I’m gonna check the pressures before I replace it when it’s static to see if I lost anything. If there’s no change then I knkw the system isn’t leaking and there’s most likely just an airflow problem. If it is leaking then the only place I can think of is the evaporator because I’ve already hit the system with some dye and a UV light and everything is clean under the hood. Might have a shop use one of those Freon wands to see if anything is coming out of the evaporator if it is leaking.
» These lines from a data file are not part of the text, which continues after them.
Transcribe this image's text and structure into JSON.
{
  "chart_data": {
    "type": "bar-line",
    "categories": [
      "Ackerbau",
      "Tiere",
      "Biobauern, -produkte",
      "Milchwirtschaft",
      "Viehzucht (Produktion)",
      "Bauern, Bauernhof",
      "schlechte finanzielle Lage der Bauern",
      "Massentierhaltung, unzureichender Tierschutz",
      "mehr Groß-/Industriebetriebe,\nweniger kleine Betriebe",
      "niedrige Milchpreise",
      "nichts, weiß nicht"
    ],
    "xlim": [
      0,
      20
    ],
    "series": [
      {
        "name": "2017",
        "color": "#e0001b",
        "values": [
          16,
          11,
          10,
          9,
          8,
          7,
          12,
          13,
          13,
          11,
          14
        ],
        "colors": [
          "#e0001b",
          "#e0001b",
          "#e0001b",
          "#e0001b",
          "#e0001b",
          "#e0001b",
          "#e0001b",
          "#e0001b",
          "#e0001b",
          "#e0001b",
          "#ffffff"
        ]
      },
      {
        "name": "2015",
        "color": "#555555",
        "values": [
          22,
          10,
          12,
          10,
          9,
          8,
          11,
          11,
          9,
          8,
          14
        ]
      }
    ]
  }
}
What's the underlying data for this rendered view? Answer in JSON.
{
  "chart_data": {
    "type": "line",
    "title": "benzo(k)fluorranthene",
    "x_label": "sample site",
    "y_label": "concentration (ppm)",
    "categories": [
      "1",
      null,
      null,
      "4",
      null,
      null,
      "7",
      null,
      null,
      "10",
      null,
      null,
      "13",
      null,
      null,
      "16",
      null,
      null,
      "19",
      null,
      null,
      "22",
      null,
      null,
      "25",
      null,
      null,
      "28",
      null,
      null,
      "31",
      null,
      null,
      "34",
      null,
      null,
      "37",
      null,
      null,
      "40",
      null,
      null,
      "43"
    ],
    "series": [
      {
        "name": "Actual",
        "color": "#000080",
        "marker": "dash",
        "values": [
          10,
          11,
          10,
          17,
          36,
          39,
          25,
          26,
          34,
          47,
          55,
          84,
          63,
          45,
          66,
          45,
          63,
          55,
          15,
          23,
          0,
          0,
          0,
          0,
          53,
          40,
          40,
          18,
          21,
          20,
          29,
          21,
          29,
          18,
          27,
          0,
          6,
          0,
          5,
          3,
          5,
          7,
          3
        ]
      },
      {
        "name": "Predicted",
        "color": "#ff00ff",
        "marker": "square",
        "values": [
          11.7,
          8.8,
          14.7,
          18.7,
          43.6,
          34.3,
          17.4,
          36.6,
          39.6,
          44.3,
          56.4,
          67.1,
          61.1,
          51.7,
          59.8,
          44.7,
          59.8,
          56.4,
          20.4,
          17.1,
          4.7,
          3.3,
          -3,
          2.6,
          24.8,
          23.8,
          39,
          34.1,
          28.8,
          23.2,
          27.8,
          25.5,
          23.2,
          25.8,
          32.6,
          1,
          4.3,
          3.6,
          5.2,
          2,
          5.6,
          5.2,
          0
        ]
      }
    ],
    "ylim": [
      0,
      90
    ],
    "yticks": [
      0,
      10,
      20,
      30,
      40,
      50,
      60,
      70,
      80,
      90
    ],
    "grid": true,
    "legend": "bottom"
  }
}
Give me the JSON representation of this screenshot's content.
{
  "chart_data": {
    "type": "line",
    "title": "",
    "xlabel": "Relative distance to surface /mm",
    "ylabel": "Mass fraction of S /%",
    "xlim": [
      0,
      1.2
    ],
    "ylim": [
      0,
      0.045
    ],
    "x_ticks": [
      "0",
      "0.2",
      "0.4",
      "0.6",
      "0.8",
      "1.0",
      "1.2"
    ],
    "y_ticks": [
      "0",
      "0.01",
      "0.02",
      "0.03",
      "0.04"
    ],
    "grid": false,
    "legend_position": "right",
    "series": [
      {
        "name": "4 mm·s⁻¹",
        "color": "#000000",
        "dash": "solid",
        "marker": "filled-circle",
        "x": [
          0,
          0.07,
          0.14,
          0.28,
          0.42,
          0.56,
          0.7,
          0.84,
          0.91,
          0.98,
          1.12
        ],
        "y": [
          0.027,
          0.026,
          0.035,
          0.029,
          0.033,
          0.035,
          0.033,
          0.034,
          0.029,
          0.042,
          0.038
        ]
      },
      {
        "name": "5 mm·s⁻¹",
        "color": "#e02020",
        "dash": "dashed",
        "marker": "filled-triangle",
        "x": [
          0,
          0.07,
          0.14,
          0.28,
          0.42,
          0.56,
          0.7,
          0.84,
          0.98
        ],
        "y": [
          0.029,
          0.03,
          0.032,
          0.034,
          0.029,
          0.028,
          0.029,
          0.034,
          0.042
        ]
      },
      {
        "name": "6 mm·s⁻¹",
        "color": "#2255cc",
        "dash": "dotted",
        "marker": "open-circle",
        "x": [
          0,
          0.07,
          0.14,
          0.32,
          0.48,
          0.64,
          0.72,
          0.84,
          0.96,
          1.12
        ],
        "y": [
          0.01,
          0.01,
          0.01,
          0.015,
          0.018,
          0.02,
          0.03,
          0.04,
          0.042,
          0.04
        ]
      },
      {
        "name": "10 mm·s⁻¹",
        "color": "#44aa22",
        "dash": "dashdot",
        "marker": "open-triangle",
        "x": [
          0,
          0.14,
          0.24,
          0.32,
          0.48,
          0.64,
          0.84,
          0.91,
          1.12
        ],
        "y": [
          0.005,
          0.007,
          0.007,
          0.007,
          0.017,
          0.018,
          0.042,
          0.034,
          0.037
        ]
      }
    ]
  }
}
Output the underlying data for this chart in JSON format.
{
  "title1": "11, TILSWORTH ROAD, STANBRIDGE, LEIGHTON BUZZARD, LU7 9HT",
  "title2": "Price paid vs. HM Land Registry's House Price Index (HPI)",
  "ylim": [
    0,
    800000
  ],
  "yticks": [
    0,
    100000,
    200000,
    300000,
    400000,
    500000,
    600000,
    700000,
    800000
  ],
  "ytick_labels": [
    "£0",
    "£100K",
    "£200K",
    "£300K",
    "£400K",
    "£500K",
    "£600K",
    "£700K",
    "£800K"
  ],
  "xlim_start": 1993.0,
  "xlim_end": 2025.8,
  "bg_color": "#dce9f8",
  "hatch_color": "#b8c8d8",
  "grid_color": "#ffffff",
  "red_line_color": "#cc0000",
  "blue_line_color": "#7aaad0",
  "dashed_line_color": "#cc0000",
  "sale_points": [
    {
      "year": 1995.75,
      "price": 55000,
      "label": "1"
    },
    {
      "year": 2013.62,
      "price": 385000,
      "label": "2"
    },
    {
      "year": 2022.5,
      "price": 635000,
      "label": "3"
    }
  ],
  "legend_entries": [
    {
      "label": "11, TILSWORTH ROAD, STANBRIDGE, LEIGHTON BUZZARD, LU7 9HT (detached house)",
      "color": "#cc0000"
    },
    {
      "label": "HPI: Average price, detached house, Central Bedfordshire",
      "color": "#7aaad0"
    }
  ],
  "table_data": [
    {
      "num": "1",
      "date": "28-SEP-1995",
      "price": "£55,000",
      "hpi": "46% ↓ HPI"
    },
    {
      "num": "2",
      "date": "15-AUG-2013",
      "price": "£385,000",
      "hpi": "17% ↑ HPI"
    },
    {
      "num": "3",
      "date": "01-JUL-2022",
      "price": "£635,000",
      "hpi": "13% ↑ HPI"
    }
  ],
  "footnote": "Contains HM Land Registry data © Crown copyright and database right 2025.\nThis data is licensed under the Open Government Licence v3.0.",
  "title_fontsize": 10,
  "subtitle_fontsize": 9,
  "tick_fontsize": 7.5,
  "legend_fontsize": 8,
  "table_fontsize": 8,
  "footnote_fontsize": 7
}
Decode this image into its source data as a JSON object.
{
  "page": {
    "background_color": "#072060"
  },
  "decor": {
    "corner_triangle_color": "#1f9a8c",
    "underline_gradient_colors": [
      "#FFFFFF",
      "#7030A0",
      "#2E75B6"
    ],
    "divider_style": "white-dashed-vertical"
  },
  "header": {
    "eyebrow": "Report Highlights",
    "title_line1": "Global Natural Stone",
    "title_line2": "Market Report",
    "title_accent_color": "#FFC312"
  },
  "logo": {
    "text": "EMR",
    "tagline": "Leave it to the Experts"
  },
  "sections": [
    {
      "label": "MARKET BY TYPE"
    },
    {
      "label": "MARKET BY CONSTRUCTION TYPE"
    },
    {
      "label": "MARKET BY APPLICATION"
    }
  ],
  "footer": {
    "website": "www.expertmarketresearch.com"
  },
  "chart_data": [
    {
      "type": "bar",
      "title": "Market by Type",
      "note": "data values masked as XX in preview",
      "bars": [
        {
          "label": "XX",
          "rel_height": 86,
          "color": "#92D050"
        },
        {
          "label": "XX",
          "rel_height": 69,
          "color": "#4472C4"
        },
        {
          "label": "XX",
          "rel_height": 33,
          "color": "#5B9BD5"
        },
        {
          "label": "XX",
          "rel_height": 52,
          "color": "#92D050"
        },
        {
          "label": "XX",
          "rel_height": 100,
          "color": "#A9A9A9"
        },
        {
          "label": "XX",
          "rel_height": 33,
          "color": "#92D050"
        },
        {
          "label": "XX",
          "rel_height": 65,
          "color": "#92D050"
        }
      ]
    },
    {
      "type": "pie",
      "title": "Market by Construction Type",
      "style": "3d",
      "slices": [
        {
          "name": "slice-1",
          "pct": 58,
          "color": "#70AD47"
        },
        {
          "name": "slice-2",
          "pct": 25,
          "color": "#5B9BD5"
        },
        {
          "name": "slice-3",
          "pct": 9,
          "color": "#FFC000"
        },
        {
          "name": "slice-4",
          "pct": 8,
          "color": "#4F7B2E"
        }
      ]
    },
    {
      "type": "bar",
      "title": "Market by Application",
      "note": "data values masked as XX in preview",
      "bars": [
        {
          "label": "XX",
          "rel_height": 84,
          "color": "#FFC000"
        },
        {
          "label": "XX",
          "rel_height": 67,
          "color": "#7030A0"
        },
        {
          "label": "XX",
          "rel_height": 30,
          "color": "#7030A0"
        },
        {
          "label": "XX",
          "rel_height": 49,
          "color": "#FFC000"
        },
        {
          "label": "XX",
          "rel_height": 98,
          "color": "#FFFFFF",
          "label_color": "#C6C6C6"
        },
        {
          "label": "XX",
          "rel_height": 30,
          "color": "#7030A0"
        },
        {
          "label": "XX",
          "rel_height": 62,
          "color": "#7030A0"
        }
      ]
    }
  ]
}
Probably gonna replace it just to see if the vents blow any harder.
 

· Registered
Joined
·
2,890 Posts
some loss over time occurs if im not mistaken. it permeates through the hose very slowly from what i remember. im not 100% sure on that though so Im sure someone will correct me if I am wrong.
 

· Registered
Joined
·
333 Posts
Discussion Starter · #20 ·
some loss over time occurs if im not mistaken. it permeates through the hose very slowly from what i remember. im not 100% sure on that though so Im sure someone will correct me if I am wrong.
I’ve read about it too, I just see people boasting vent temps in the mid 40s to 50s and my car struggles to reach those temperatures at any given day which is frustrating hence why I feel like it’s an airflow issue or clogged evaporator.